原点帰りの機会を与えてくれた星野源さん、そして今、まだ具体的には見えないけれど、大きな変化をもたらしてくれそうな存在としてのMewSuppasitさん。
偶然なのか推しの2人、音楽性が近いだけでなく性別を分けない世の中になっていくことを支持してる。

MewさんはThailandのアーティストということもありはっきり明言してるし、源さんは数年前から紅白でピンクの衣装を着て「白組紅組に分けなくていい」と言ったこともあった。MISIAさん然り。
自由で平等の世界にいてこそ、アーティストも自由な表現ができるんだと思う。
なのに世の中の雰囲気は、より閉鎖的になってきて、政に携わる人の無知な発言が繰り返されて、誰もが平等であるという基本的人権が、いつしか疎かにされ始めている。

実際、TwitterなどSNSから伝わってくる、LGBTの人たちへの間違った認識や偏見に満ちた文書や言動。それを、さも実しやかであるかのように話す議員や神職に携わる人の存在には正直、驚いたし怒りと悲しみが湧いた。やり場のない憤りを覚えた。同時に同性婚に絡み、婚姻の目的は、子供を作り育てることにあるという考えが、裁判によっても明確に示されたことにも驚愕した。
婚姻は子供を産み育てることが目的、同性婚はそれを満たさない。故に同性婚は認められないという。何と前時代的発想、思考、馬鹿げた判決だろう。それだけではない、それを主張している人は気づいているかどうか知らないが、同性婚を望む人たちだけでなく、子どもを望みながらもそれが叶えられない人たちや、子どもを望まない人たちまで否定していることに。

多様性とは何もLGBTだけを指しているのではないと、私は考える。
例えば、子供が欲しくても持てない、表面的に瑕疵がある、心身に障害があるetc、私を含めいわゆる五体満足とは言えない人たちが、世の中にはたくさんいる。多様性が認められる社会を望んでいる人たちがいることに気づいて欲しい。

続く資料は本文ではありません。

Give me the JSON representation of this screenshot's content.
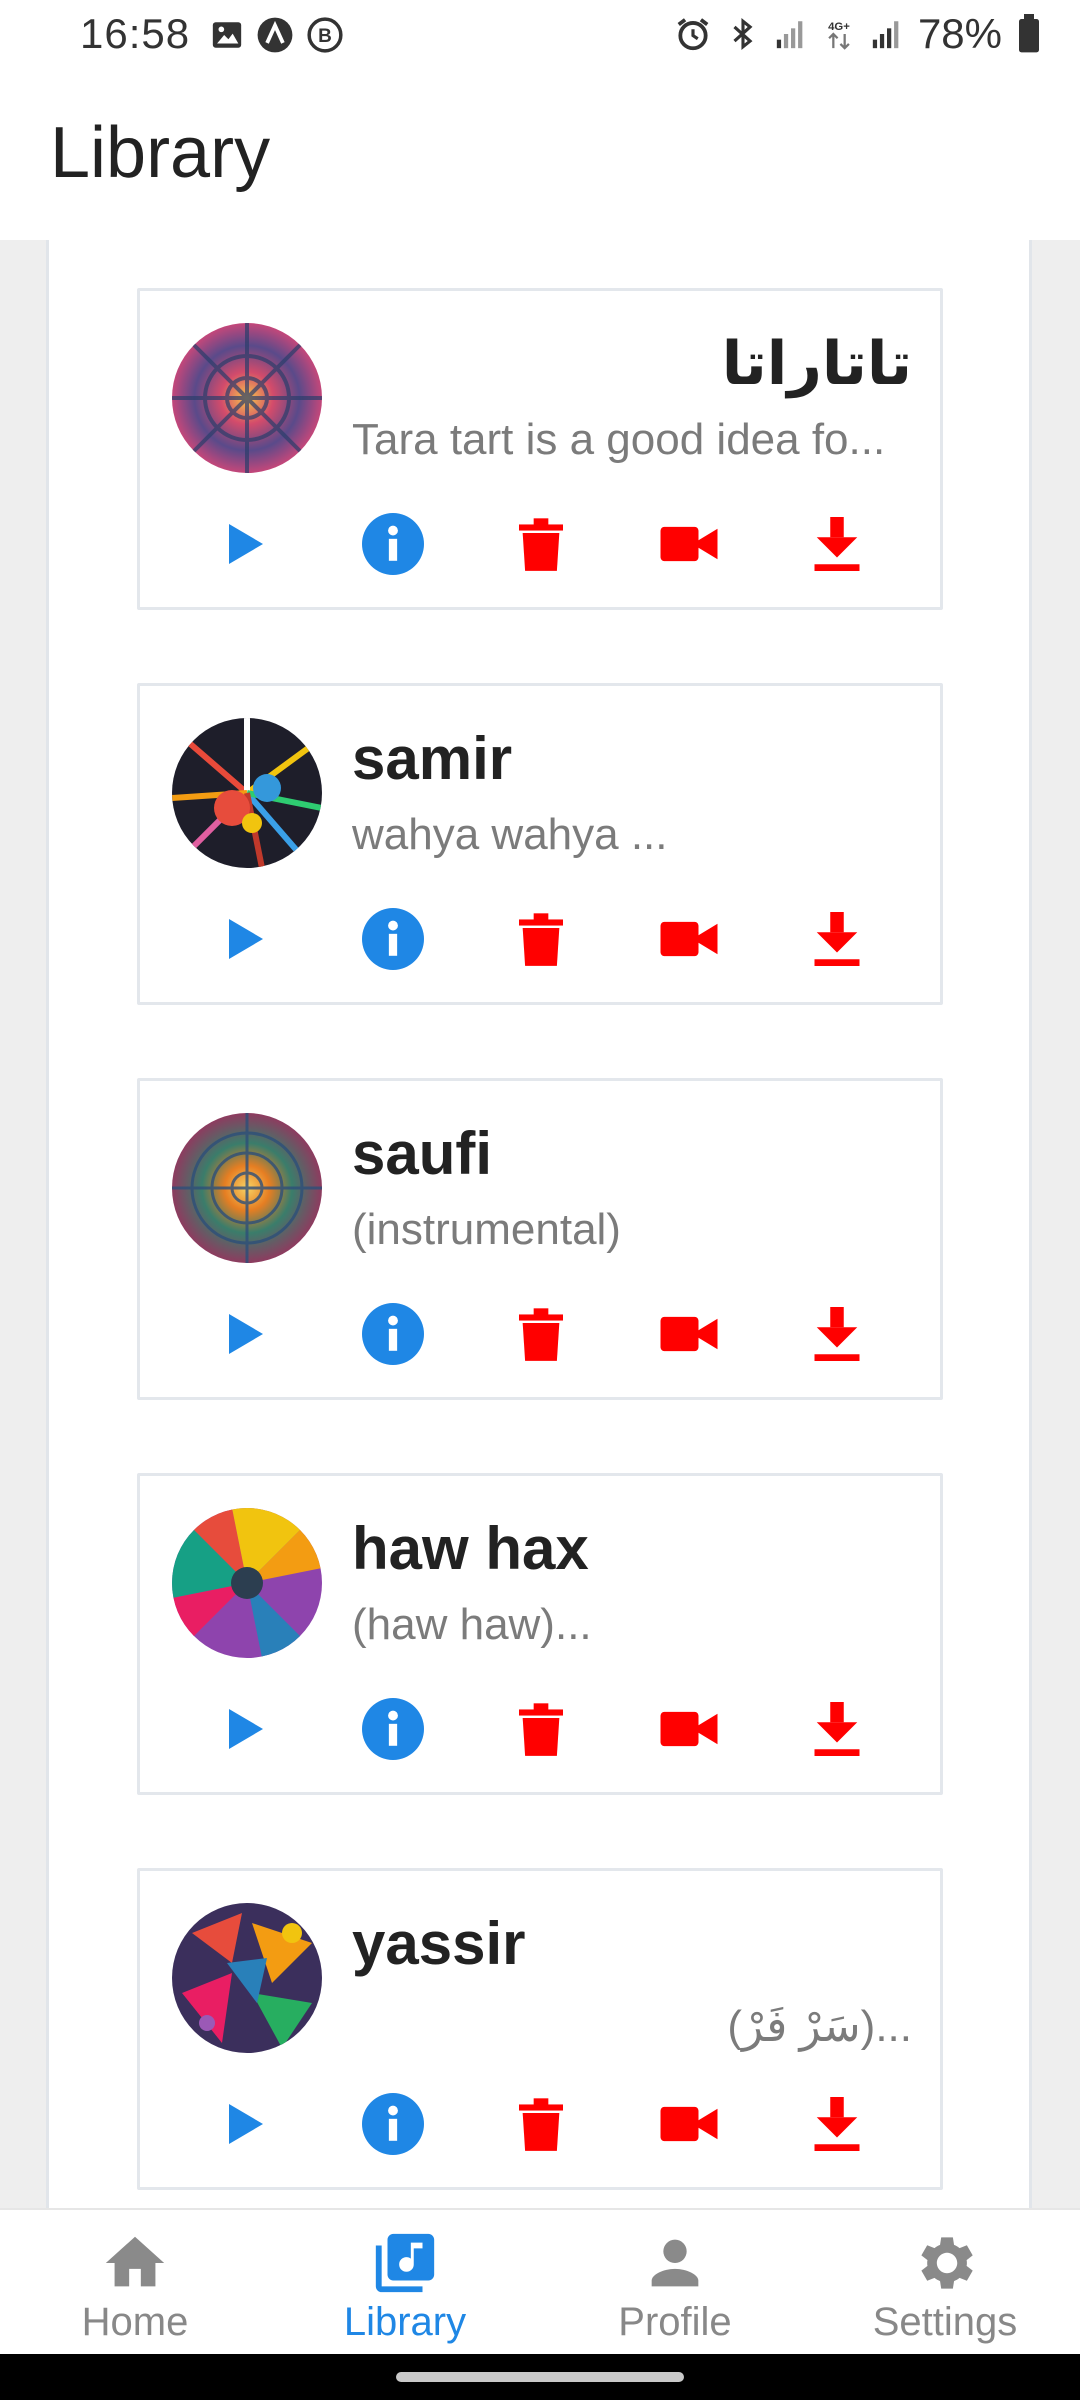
{
  "status_bar": {
    "time": "16:58",
    "battery_pct": "78%",
    "network": "4G+"
  },
  "app_bar": {
    "title": "Library"
  },
  "colors": {
    "accent": "#1f87e5",
    "danger": "#ff0000",
    "play": "#1f87e5"
  },
  "songs": [
    {
      "title": "تاتاراتا",
      "subtitle": "Tara tart is a good idea fo...",
      "rtl_title": true,
      "rtl_sub": false
    },
    {
      "title": "samir",
      "subtitle": "wahya wahya ...",
      "rtl_title": false,
      "rtl_sub": false
    },
    {
      "title": "saufi",
      "subtitle": "(instrumental)",
      "rtl_title": false,
      "rtl_sub": false
    },
    {
      "title": "haw hax",
      "subtitle": "(haw haw)...",
      "rtl_title": false,
      "rtl_sub": false
    },
    {
      "title": "yassir",
      "subtitle": "(سَرْ فَرْ)...",
      "rtl_title": false,
      "rtl_sub": true
    }
  ],
  "actions": {
    "play": "play-icon",
    "info": "info-icon",
    "delete": "trash-icon",
    "video": "video-camera-icon",
    "download": "download-icon"
  },
  "bottom_nav": {
    "items": [
      {
        "label": "Home",
        "icon": "home-icon"
      },
      {
        "label": "Library",
        "icon": "library-music-icon"
      },
      {
        "label": "Profile",
        "icon": "person-icon"
      },
      {
        "label": "Settings",
        "icon": "gear-icon"
      }
    ],
    "active": "Library"
  }
}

昨日、たまたま通っている大学病院に行ったのだが、受付にはレインボーカラーの旗が刺さっていて、多目的トイレの入り口には、レインボーカラーのステッカーが貼られていた。先月、行った時には気づかなかったので、最近、そうした対応を始めたのかもしれない。

大学病院という機関が、先鞭を切って、そうしたあらゆる国籍や人種、民族、多様な性別を受け入れる意思を示したことを、とても嬉しく感じて帰ってきた。
他の大学病院は、どうなっているか知らないが、大学病院にみならず、社会がそういう多様性を認める意思を示し、行動に移してくれたらと、心から願わずにいられない。すでに地方自治体のいくつかは、パートナーシップ制度を取り入れ始めている。そうしたことを踏まえると、いつの時代も、政は古い慣習に縛られ、新しい発想や、世界の流れに取り残されがちだ。特にこの国は…

7月10日(日)は、参院議員選挙の投票日です。
すべての人が、心も身体もそのままの、ありのままに生きていける。
すべての人が、平等で自由な社会に生きていける。
そんな世の中に、少しでも近づくことを願って、一票を投じてこようと思います。